I want to demo a web page being used to interact with a physical object in the same proximity as a web-enabled device (Mac/Windows/Linux laptop). In order to do this, I want to create my own window.bluetooth
object in Javascript that will provide an interface to the host device's Bluetooth controller via the Serial Port Profile. For now it's just a demo, but I might want to develop a generic API to abstract Bluetooth drivers in Javascript.
I'm not particularly concerned with portability or generic solutions at this point. I just want to see if it would work on my laptop with a device I'm building using a BlueSMiRF Silver modem. I know Google Chrome extensions are capable of injecting Javascript into every page the user visits, and NPAPI is capable of compiling native OS code into a form that can communicate with Javascript. It looks like someone has done something vaguely similar before with slightly more specific applications.

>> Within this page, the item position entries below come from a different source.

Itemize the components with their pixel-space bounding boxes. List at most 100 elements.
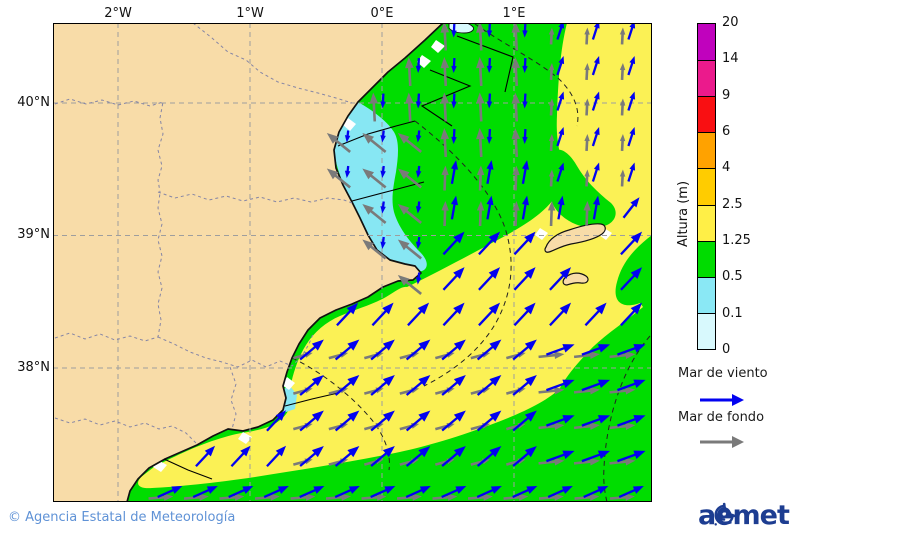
colorbar — [697, 23, 716, 350]
wind-arrow-icon — [627, 61, 634, 76]
swell-arrow-icon-head — [476, 201, 485, 211]
wind-arrow-icon-head — [561, 486, 573, 494]
wind-arrow-icon-head — [633, 344, 646, 353]
swell-arrow-icon — [620, 139, 624, 152]
wind-arrow-icon — [583, 488, 601, 499]
swell-arrow-icon-head — [447, 493, 458, 501]
swell-arrow-icon-head — [441, 201, 449, 211]
wind-arrow-icon-head — [415, 135, 422, 143]
wind-arrow-icon-head — [450, 195, 459, 206]
wind-arrow-icon — [512, 452, 530, 467]
wind-arrow-icon-head — [380, 206, 386, 214]
colorbar-cell — [698, 240, 715, 277]
swell-arrow-icon — [334, 174, 351, 189]
swell-arrow-icon — [325, 495, 343, 500]
swell-arrow-icon — [478, 66, 483, 87]
swell-arrow-icon — [514, 102, 519, 122]
swell-arrow-icon-head — [476, 57, 485, 69]
wind-arrow-icon — [617, 453, 637, 463]
aemet-logo-text: aemet — [698, 500, 790, 531]
zone-boundary-solid — [456, 35, 514, 93]
colorbar-tick-label: 4 — [722, 160, 731, 176]
wind-sea-arrow-icon — [700, 394, 744, 406]
swell-arrow-icon — [478, 173, 482, 191]
swell-arrow-icon — [514, 209, 518, 227]
swell-arrow-icon-head — [397, 168, 410, 180]
wind-arrow-icon-head — [451, 136, 457, 144]
swell-arrow-icon-head — [584, 98, 590, 106]
swell-arrow-icon-head — [511, 92, 521, 104]
wind-arrow-icon — [346, 165, 350, 173]
swell-arrow-icon-head — [412, 493, 422, 501]
swell-arrow-icon-head — [589, 386, 600, 395]
wind-arrow-icon-head — [346, 302, 359, 315]
swell-arrow-icon-head — [369, 92, 379, 104]
wind-arrow-icon-head — [629, 91, 636, 100]
swell-arrow-icon — [549, 104, 553, 116]
wind-arrow-icon-head — [562, 379, 575, 388]
swell-arrow-icon-head — [547, 201, 556, 211]
wind-arrow-icon-head — [415, 65, 422, 73]
wind-arrow-icon — [441, 416, 459, 432]
swell-arrow-icon-head — [554, 493, 564, 501]
colorbar-cell — [698, 60, 715, 97]
province-boundary — [54, 192, 163, 342]
colorbar-cell — [698, 24, 715, 61]
wind-arrow-icon-head — [415, 241, 422, 249]
swell-arrow-icon — [585, 209, 589, 227]
wind-arrow-icon-head — [489, 375, 502, 387]
wind-arrow-icon-head — [526, 486, 538, 494]
swell-arrow-icon-head — [476, 92, 485, 104]
wind-arrow-icon-head — [489, 339, 502, 351]
swell-arrow-icon — [549, 175, 553, 187]
wind-arrow-icon-head — [522, 136, 528, 144]
swell-arrow-icon-head — [440, 21, 450, 33]
colorbar-cell — [698, 312, 715, 349]
wind-arrow-icon-head — [486, 101, 493, 109]
swell-arrow-icon-head — [326, 133, 339, 144]
swell-arrow-icon-head — [554, 386, 565, 395]
wind-arrow-icon-head — [593, 126, 600, 136]
swell-arrow-icon — [290, 495, 308, 500]
zone-boundary-dashed — [474, 23, 579, 127]
province-boundary — [54, 98, 164, 193]
wind-arrow-icon-head — [204, 445, 216, 457]
wind-arrow-icon-head — [486, 65, 493, 73]
swell-arrow-icon-head — [511, 57, 521, 69]
wind-arrow-icon-head — [593, 55, 600, 65]
wind-arrow-icon-head — [522, 65, 528, 73]
wind-arrow-icon-head — [486, 160, 494, 170]
axis-label-longitude: 1°E — [502, 6, 526, 21]
axis-label-latitude: 39°N — [17, 227, 50, 242]
swell-arrow-icon-head — [376, 493, 387, 501]
wind-arrow-icon-head — [311, 410, 324, 422]
swell-arrow-icon — [538, 424, 556, 430]
wind-arrow-icon-head — [524, 339, 537, 351]
wind-arrow-icon-head — [347, 446, 360, 458]
swell-arrow-icon-head — [548, 169, 555, 177]
wind-arrow-icon-head — [629, 126, 636, 136]
swell-arrow-icon-head — [305, 493, 316, 501]
wind-arrow-icon — [370, 488, 388, 499]
axis-label-latitude: 40°N — [17, 95, 50, 110]
island-ibiza — [544, 223, 606, 253]
wind-arrow-icon-head — [488, 231, 501, 244]
wind-arrow-icon-head — [347, 375, 360, 387]
swell-arrow-icon — [573, 353, 592, 359]
wind-arrow-icon — [521, 167, 527, 185]
wind-arrow-icon — [556, 168, 563, 182]
region-white-sliver — [431, 40, 445, 53]
wind-arrow-icon — [336, 309, 352, 327]
swell-arrow-icon-head — [397, 275, 410, 286]
wind-arrow-icon-head — [380, 170, 386, 178]
wind-arrow-icon-head — [344, 135, 351, 143]
swell-arrow-icon — [369, 209, 387, 224]
swell-arrow-icon-head — [518, 493, 529, 501]
wind-arrow-icon-head — [418, 339, 431, 351]
map-border — [53, 23, 652, 502]
colorbar-tick-label: 9 — [722, 87, 731, 103]
wind-arrow-icon-head — [347, 339, 360, 351]
wind-arrow-icon-head — [415, 101, 422, 109]
wind-arrow-icon-head — [382, 339, 395, 351]
wind-arrow-icon — [620, 274, 636, 291]
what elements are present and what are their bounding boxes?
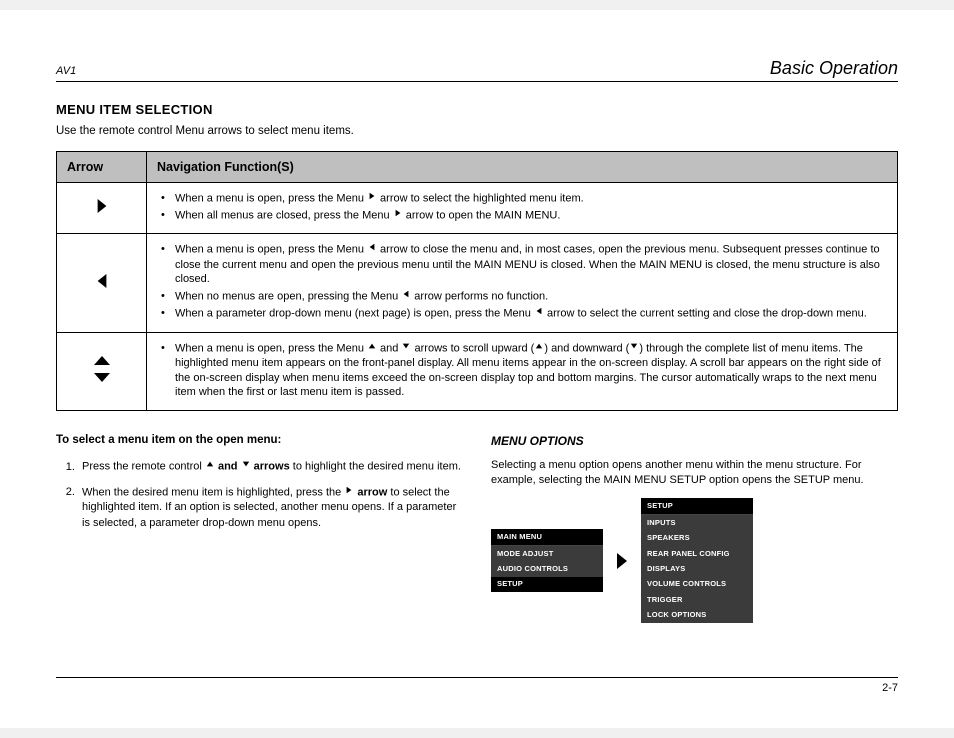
two-column-area: To select a menu item on the open menu: … [56, 433, 898, 623]
arrow-right-icon [394, 207, 402, 222]
menu-transition-arrow-icon [615, 551, 629, 571]
arrow-left-icon [402, 288, 410, 303]
arrow-cell [57, 183, 147, 234]
table-row: When a menu is open, press the Menu arro… [57, 234, 898, 332]
page-number: 2-7 [882, 682, 898, 694]
arrow-left-icon [535, 305, 543, 320]
menu-item: AUDIO CONTROLS [491, 562, 603, 577]
function-cell: When a menu is open, press the Menu arro… [147, 234, 898, 332]
page-header: AV1 Basic Operation [56, 58, 898, 82]
function-item: When a menu is open, press the Menu arro… [161, 191, 887, 206]
arrow-left-icon [95, 270, 109, 297]
table-body: When a menu is open, press the Menu arro… [57, 183, 898, 411]
right-col-heading: MENU OPTIONS [491, 433, 898, 450]
menu-box-left: MAIN MENUMODE ADJUSTAUDIO CONTROLSSETUP [491, 529, 603, 592]
arrow-up-icon [206, 458, 214, 473]
steps-list: Press the remote control and arrows to h… [56, 459, 463, 531]
arrow-cell [57, 332, 147, 411]
menu-item: DISPLAYS [641, 562, 753, 577]
table-header-arrow: Arrow [57, 152, 147, 183]
arrow-cell [57, 234, 147, 332]
arrow-right-icon [95, 195, 109, 222]
function-item: When a parameter drop-down menu (next pa… [161, 306, 887, 321]
menu-title: MAIN MENU [491, 529, 603, 546]
menu-item: INPUTS [641, 515, 753, 530]
table-row: When a menu is open, press the Menu arro… [57, 183, 898, 234]
menu-item: VOLUME CONTROLS [641, 577, 753, 592]
menu-item: MODE ADJUST [491, 546, 603, 561]
menu-item: REAR PANEL CONFIG [641, 546, 753, 561]
arrow-up-icon [92, 353, 112, 372]
step-item: Press the remote control and arrows to h… [78, 459, 463, 475]
function-item: When no menus are open, pressing the Men… [161, 289, 887, 304]
right-col-text: Selecting a menu option opens another me… [491, 458, 898, 488]
menu-item: SPEAKERS [641, 531, 753, 546]
section-intro: Use the remote control Menu arrows to se… [56, 125, 898, 137]
table-row: When a menu is open, press the Menu and … [57, 332, 898, 411]
arrow-down-icon [630, 340, 638, 355]
navigation-table: Arrow Navigation Function(S) When a menu… [56, 151, 898, 411]
arrow-up-icon [368, 340, 376, 355]
arrow-down-icon [242, 458, 250, 473]
menu-item: LOCK OPTIONS [641, 608, 753, 623]
function-item: When a menu is open, press the Menu and … [161, 341, 887, 401]
header-model: AV1 [56, 65, 76, 77]
function-item: When all menus are closed, press the Men… [161, 208, 887, 223]
left-column: To select a menu item on the open menu: … [56, 433, 463, 623]
function-item: When a menu is open, press the Menu arro… [161, 242, 887, 287]
page: AV1 Basic Operation MENU ITEM SELECTION … [0, 10, 954, 728]
section-title: MENU ITEM SELECTION [56, 102, 898, 117]
menu-item: TRIGGER [641, 592, 753, 607]
step-item: When the desired menu item is highlighte… [78, 485, 463, 531]
table-header-func: Navigation Function(S) [147, 152, 898, 183]
menu-box-right: SETUPINPUTSSPEAKERSREAR PANEL CONFIGDISP… [641, 498, 753, 623]
function-cell: When a menu is open, press the Menu and … [147, 332, 898, 411]
menu-item: SETUP [491, 577, 603, 592]
arrow-up-icon [535, 340, 543, 355]
right-column: MENU OPTIONS Selecting a menu option ope… [491, 433, 898, 623]
arrow-left-icon [368, 241, 376, 256]
arrow-right-icon [368, 190, 376, 205]
function-cell: When a menu is open, press the Menu arro… [147, 183, 898, 234]
left-col-heading: To select a menu item on the open menu: [56, 433, 463, 449]
arrow-right-icon [345, 484, 353, 499]
menu-diagram: MAIN MENUMODE ADJUSTAUDIO CONTROLSSETUP … [491, 498, 898, 623]
menu-title: SETUP [641, 498, 753, 515]
arrow-down-icon [92, 371, 112, 390]
header-section: Basic Operation [770, 58, 898, 79]
arrow-down-icon [402, 340, 410, 355]
page-footer: 2-7 [56, 677, 898, 694]
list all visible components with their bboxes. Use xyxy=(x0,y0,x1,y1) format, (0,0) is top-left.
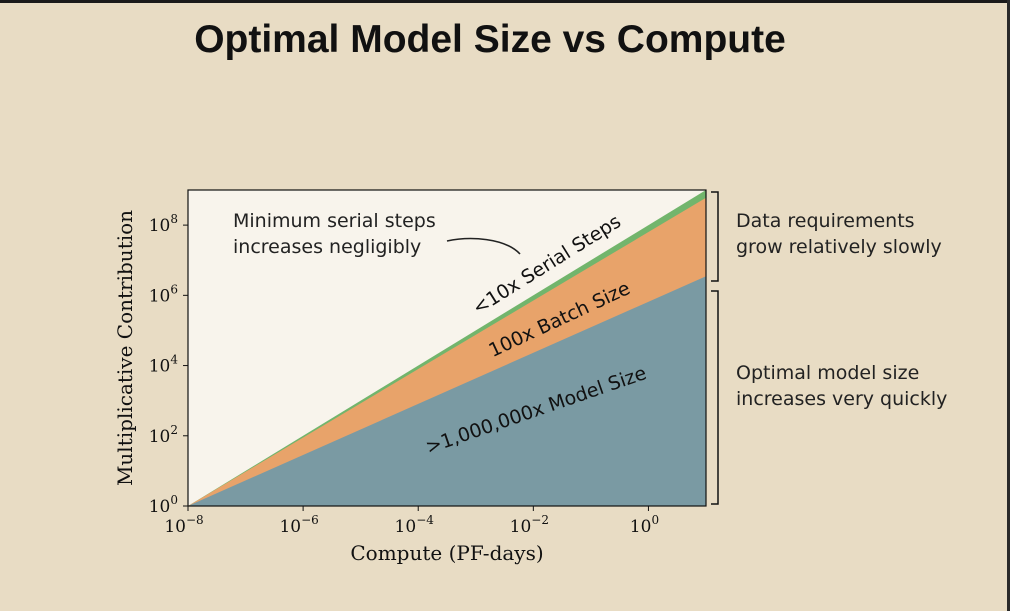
model-size-note: Optimal model size increases very quickl… xyxy=(736,360,947,412)
x-tick-label: 10−4 xyxy=(395,513,435,537)
y-tick-label: 102 xyxy=(149,423,178,447)
data-note-line1: Data requirements xyxy=(736,210,915,232)
y-tick-label: 100 xyxy=(149,493,178,517)
serial-note-line1: Minimum serial steps xyxy=(233,210,436,232)
page-title: Optimal Model Size vs Compute xyxy=(194,18,786,61)
area-model-size xyxy=(188,276,706,506)
top-edge xyxy=(0,0,1010,3)
data-requirements-note: Data requirements grow relatively slowly xyxy=(736,208,942,260)
y-tick-label: 104 xyxy=(149,353,179,377)
y-axis-ticks: 100 102 104 106 108 xyxy=(149,212,188,517)
area-layers xyxy=(188,190,706,506)
y-tick-label: 106 xyxy=(149,282,178,306)
x-tick-label: 10−6 xyxy=(279,513,318,537)
data-note-line2: grow relatively slowly xyxy=(736,236,942,258)
x-axis-ticks: 10−8 10−6 10−4 10−2 100 xyxy=(164,506,659,537)
x-tick-label: 100 xyxy=(630,513,659,537)
data-requirements-bracket xyxy=(711,191,719,282)
model-size-bracket xyxy=(711,290,719,505)
y-tick-label: 108 xyxy=(149,212,178,236)
y-axis-label: Multiplicative Contribution xyxy=(113,210,137,486)
right-edge xyxy=(1007,0,1010,611)
model-note-line2: increases very quickly xyxy=(736,388,948,410)
serial-note-line2: increases negligibly xyxy=(233,236,421,258)
serial-note-arrow xyxy=(446,237,521,255)
x-axis-label: Compute (PF-days) xyxy=(350,541,543,565)
x-tick-label: 10−2 xyxy=(510,513,549,537)
plot-frame xyxy=(187,189,707,507)
x-tick-label: 10−8 xyxy=(164,513,203,537)
model-note-line1: Optimal model size xyxy=(736,362,920,384)
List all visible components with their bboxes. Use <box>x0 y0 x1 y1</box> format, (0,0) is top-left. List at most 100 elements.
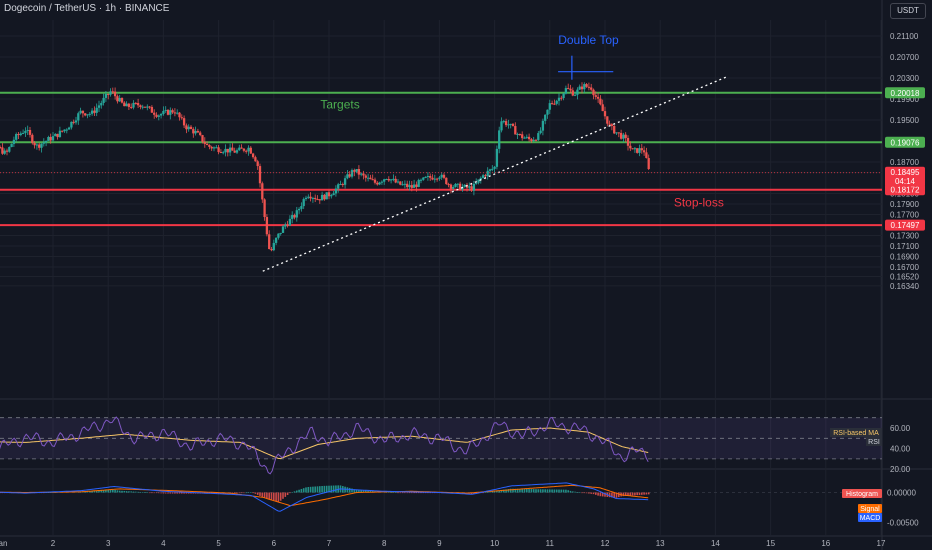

My question is, is a Chrome extension with NPAPI the best way to do this? Alternatives could be Flash or a Java applet, but those are kind of 1996 solutions. Here are the metrics I use to evaluate a solution:
- Feasibility. Is it possible?
- Ease of development. How many lines of code would it take?
- Leverage. Does anything else out there already do something similar?
For those of you thinking it's preposterous for the browser to monitor lower-level network status, it's already been done with Wi-Fi.